Monday, April 16, 2012

Fostering Strength


Once upon a time, a small boy found an egg in a field. As he stooped over to inspect it, he saw the shell chip and movement inside. Understanding dawned on his face and he sat down, settling in to watch the sparrow hatch. Slowly and with great effort the bird made some minute progress. It seemed so weak and tired. The boy saw the struggle and had compassion. Very carefully, he eased off some of the shell so the bird could escape its trappings more easily. A short time later, the bird was free of the shell. After a time, the boy went off happy to have been helpful. He never knew the sparrow died an early death unable to fly; it never gained enough strength in its wings. The "help" the boy gave the hatchling, was its death sentence. Birds were made to fly but only after they struggle to break their shell on their own. Take away the struggle, and the bird can't soar.

We are often like the little boy. We see a hurting teenager and want to help. Our actions can emotionally cripple rather then encourage them if we try to fix their problems for them. What adult likes seeing a child suffer emotionally from a loss, a difficult relationship, or even local news? As responsible adults, we protect our children from negative influences. At the same time, we
A.) can't possibly protect them from all the hurt, pain, and dangers in life and even if we could,
B.) we would be robbing them of the process of growth and maturation.

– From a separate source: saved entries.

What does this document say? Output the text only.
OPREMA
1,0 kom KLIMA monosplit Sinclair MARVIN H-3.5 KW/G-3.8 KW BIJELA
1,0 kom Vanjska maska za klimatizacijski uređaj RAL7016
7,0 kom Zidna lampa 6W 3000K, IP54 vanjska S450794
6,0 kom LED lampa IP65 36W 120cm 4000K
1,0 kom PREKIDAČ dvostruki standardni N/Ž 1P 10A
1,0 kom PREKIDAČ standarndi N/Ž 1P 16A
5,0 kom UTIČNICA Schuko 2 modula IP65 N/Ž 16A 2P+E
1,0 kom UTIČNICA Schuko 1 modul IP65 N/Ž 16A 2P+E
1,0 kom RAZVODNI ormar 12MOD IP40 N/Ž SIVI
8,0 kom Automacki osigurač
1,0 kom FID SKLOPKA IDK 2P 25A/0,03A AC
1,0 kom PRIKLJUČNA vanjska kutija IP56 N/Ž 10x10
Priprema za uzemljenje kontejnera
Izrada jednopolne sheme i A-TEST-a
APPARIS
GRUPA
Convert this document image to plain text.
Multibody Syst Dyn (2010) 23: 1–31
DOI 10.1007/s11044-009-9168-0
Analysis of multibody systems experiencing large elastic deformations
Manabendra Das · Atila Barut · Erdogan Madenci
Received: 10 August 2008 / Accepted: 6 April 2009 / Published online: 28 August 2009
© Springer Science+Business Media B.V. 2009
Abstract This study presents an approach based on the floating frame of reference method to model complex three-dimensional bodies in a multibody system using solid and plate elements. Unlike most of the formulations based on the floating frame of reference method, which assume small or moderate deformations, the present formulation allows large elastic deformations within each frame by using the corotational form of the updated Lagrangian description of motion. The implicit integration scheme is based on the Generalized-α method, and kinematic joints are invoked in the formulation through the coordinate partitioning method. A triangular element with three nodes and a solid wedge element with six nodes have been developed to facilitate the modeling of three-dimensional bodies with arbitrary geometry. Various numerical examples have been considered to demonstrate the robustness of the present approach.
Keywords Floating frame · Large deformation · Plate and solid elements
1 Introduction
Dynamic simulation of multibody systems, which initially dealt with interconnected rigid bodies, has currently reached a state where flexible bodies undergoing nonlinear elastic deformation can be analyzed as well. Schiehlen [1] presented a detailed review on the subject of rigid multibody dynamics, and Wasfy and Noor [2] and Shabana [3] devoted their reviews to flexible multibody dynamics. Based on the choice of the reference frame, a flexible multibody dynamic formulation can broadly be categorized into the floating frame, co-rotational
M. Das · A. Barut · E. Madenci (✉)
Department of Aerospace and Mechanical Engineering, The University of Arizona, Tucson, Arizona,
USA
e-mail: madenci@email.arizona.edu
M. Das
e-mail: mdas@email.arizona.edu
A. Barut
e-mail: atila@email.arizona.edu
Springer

 Many theorists say keeping a teen (or child) always happy is a form of child abuse. They never get an opportunity to calm themselves down; They never develop the skills to tolerate distress. Just like the baby sparrow did not get an opportunity to break free of the shell on its own, we often want to rescue teenagers from all the hardships of life. Consequently, they are ill prepared for life when it comes time to leave the nest. Our long-term goal is to teach teenagers to be able to regulate their own moods regardless of the circumstances. Changing the circumstances sometimes handicaps teenagers emotionally from growing.

What can you do? 
1.) Rather than rushing in with a solution to the problem, ask the teenagers in your life, how they plan on handling their issue. Whenever possible, listen to their ideas for solutions. Including them in the process develops their critical thinking, self-confidence, and problem solving. It empowers them. They learn to calm themselves down when stressed, angry, or sad. Long-term they will be better prepared to handle the reigns of adulthood.
2.) If they are crying or agitated, let them know you are there to hear their pain but don't rescue them from it. Be supportive without fixing it. Talk with your teenager about ways to be supportive while still holding them to an acceptable standard. Remind them of what has worked for them in the past.
3.) Coordinate with their counselor (if he/she has given permission) about strategies to help them be successful in any circumstance. For example, some teachers will allow a struggling distracted student to chew gum in class if it helps them focus better.
4.) Encourage them to advocate for themselves as much as possible with teachers, peers, coaches, and other authority figures. Only after he/she has made concerted effort and is not seeing an appropriate outcome, should you step in on their behalf.

 It is not uncommon when I am working with a struggling teenager for adults to attempt to make their teens lives easier by eliminating chores, tolerating disrespect, giving them exceptions to family rules,or otherwise lowering their standard of expectations.  Sometimes accommodations are needed. If you find yourself wanting to "fix the problem," ask the following questions first:
Am I doing this because I feel guilty (regarding an irresponsible adult, divorce, trauma)?
Am I changing the rules just so they can be happy? 
What are the long term consequences of changing the standard?

Guilt and temporary happiness are not good enough reasons to "fix" it or change the standard. It may enable the teenager to form dependency relationships that continue. It's like putting a bandaid on a wound that needs to be addressed. It may help temporarily, but you will find yourself in the type of situation again. Allow your little birds to crack open their own shell. You will be amazed at their progress. Yes, teenagers make mistakes in the process, but its all part of growing their emotional muscles so they can soar. Letting them practice while you are still there to supervise is the perfect training ground.




Disclaimer: Putting people in intentional danger or unwarranted pain is cruel and an abuse of power.